Pasé la seguridad y me dirigí a la puerta de embarque. En el avión estaba sentada al lado de un hindú que vivía en Inglaterra. Y que no hablaba mucho inglés. Bien. En ese punto te empiezas a preguntar con cuánta gente te podrás comunicar a tu llegada… Ya hablaremos de eso.

La comida (“– ¿Quiere el menú vegetariano? – Sí, gracias.”) ya era india (¡yujuu!) y algo picante (aunque no mucho). A la hora y media más o menos apagaron las luces. Eran sobre las tres de la tarde, pero tienes que empezar a acostumbrarte al nuevo horario. Yo no pude dormir nada. A las ocho horas y media aproximadamente llegamos a Bombay, donde teníamos que salir del avión, pasar de nuevo la seguridad (por si habíamos cogido un cuchillo de plástico o robado una manta, supongo) y coger otro vuelo hasta Ahmedabad.

Acababa de poner el pie en la India y ya empecé a ver diferencias (y eso que sólo es un aeropuerto). Para pasar la seguridad había dos colas: una para hombres y otra para mujeres. En el baño podías elegir entre una placa turca y nuestra típica taza, al lado de la cual hay manguerita.

Al fin, llegué a Ahmedabad. Fui a esperar mis maletas. Toooodo el mundo estaba pegadito a la cinta transportadora. Tanto que no había casi sitio. Que digo yo que si se separan un poco ven igual y entramos más. En fin, me puse en una esquinita y oí detrás de mí “Hello! Hello!” en un tono un poco borde. Era un hombre que quería acercarse más con el carrito. Un choque en comparación con Inglaterra, que hasta en el banco te preguntan qué tal el día. Luego me explicaron que aquí es normal. La gente no se anda con miramientos; no es falta de educación, es su cultura.

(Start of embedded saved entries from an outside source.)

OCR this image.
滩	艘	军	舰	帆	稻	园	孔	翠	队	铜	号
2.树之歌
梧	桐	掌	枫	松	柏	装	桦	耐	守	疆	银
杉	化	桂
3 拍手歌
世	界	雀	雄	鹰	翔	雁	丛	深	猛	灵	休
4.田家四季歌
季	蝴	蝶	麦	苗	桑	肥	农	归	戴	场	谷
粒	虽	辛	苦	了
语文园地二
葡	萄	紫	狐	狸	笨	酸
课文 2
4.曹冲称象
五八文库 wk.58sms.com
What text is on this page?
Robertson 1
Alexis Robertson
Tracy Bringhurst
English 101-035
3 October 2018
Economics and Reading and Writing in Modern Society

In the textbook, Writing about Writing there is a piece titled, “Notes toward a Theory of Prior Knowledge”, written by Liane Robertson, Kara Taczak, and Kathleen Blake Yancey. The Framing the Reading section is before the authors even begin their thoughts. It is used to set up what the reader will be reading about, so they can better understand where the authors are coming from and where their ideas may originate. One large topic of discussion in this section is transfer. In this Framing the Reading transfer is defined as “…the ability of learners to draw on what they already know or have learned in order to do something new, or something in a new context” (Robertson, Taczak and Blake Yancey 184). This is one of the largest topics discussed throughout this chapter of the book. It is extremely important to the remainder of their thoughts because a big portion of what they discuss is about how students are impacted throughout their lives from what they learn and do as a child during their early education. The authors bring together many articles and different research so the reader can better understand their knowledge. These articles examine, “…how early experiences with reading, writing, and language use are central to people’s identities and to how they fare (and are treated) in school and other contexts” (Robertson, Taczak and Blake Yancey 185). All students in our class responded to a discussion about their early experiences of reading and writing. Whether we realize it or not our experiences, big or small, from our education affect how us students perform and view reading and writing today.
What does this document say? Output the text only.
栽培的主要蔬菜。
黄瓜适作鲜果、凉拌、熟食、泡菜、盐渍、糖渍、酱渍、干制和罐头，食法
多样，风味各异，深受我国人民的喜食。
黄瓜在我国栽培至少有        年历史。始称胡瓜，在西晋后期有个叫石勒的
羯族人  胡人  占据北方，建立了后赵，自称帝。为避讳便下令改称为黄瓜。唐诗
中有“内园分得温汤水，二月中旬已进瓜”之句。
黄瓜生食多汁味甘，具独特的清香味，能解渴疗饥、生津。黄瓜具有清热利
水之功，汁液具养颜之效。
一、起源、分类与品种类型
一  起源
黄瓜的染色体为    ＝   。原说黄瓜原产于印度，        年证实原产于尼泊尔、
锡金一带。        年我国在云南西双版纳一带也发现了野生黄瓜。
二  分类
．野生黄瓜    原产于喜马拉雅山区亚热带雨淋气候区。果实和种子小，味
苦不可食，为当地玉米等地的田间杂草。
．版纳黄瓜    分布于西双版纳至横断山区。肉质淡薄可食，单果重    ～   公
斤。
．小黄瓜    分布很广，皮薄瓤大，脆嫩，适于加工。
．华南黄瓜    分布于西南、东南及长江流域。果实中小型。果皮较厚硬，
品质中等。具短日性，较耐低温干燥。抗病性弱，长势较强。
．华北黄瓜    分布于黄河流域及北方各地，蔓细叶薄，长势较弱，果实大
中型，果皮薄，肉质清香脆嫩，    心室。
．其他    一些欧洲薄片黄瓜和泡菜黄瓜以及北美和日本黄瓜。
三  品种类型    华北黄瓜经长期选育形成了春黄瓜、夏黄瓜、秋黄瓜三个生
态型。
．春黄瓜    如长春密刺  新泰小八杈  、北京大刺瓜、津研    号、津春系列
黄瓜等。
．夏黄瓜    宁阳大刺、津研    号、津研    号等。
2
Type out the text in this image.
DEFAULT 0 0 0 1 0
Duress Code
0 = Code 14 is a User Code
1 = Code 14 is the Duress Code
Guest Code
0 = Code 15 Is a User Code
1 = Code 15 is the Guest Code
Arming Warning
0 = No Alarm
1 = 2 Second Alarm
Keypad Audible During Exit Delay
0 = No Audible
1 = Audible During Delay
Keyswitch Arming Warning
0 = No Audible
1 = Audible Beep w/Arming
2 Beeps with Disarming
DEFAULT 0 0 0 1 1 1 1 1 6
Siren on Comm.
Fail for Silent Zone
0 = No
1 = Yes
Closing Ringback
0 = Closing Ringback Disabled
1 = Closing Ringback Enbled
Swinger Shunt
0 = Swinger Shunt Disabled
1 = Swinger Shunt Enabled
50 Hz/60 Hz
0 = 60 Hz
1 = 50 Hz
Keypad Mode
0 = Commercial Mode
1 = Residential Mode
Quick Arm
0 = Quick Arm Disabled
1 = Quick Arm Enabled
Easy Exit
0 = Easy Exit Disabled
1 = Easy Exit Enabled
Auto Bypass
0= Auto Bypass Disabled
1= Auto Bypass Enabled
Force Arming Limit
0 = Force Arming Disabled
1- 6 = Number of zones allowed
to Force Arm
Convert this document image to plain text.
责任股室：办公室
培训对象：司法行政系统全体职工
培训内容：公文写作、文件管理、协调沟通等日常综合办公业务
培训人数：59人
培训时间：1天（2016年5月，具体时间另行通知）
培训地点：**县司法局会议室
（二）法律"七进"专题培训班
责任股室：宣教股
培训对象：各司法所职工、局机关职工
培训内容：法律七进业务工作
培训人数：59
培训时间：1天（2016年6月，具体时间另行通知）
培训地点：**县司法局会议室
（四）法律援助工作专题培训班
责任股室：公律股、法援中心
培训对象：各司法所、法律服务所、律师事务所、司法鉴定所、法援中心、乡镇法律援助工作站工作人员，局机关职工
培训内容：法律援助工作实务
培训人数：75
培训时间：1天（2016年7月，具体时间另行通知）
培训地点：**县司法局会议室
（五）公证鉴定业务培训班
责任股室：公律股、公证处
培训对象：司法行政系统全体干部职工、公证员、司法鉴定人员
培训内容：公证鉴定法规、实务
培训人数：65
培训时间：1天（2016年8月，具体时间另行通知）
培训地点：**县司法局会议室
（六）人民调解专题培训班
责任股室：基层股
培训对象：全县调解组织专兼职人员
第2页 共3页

Ahmedabad desde mi habitación, de día.
Después tuve que pasar el típico control de pasaporte, más un control de visado, en el que, muy seriamente, me recordaron que tengo que ir a registrarme a comisaría, más… otra vez las maletas por un detector. Sería por si de Londres hasta aquí me había criado algo dentro.

Salí por la puerta y allí estaba mi jefe esperándome para llevarme a mi nueva casa. Y aquí estoy. Es un noveno piso, tengo un baño en la habitación y, por ahora, sólo una compañera (aunque había dos chicas cuando llegué).

Ahmedabad de noche.

Bueno, creo que vale por hoy. ¡Gracias a todos por vuestros mensajes con respecto a la otra entrada! ¡Nos “vemos” en unos días!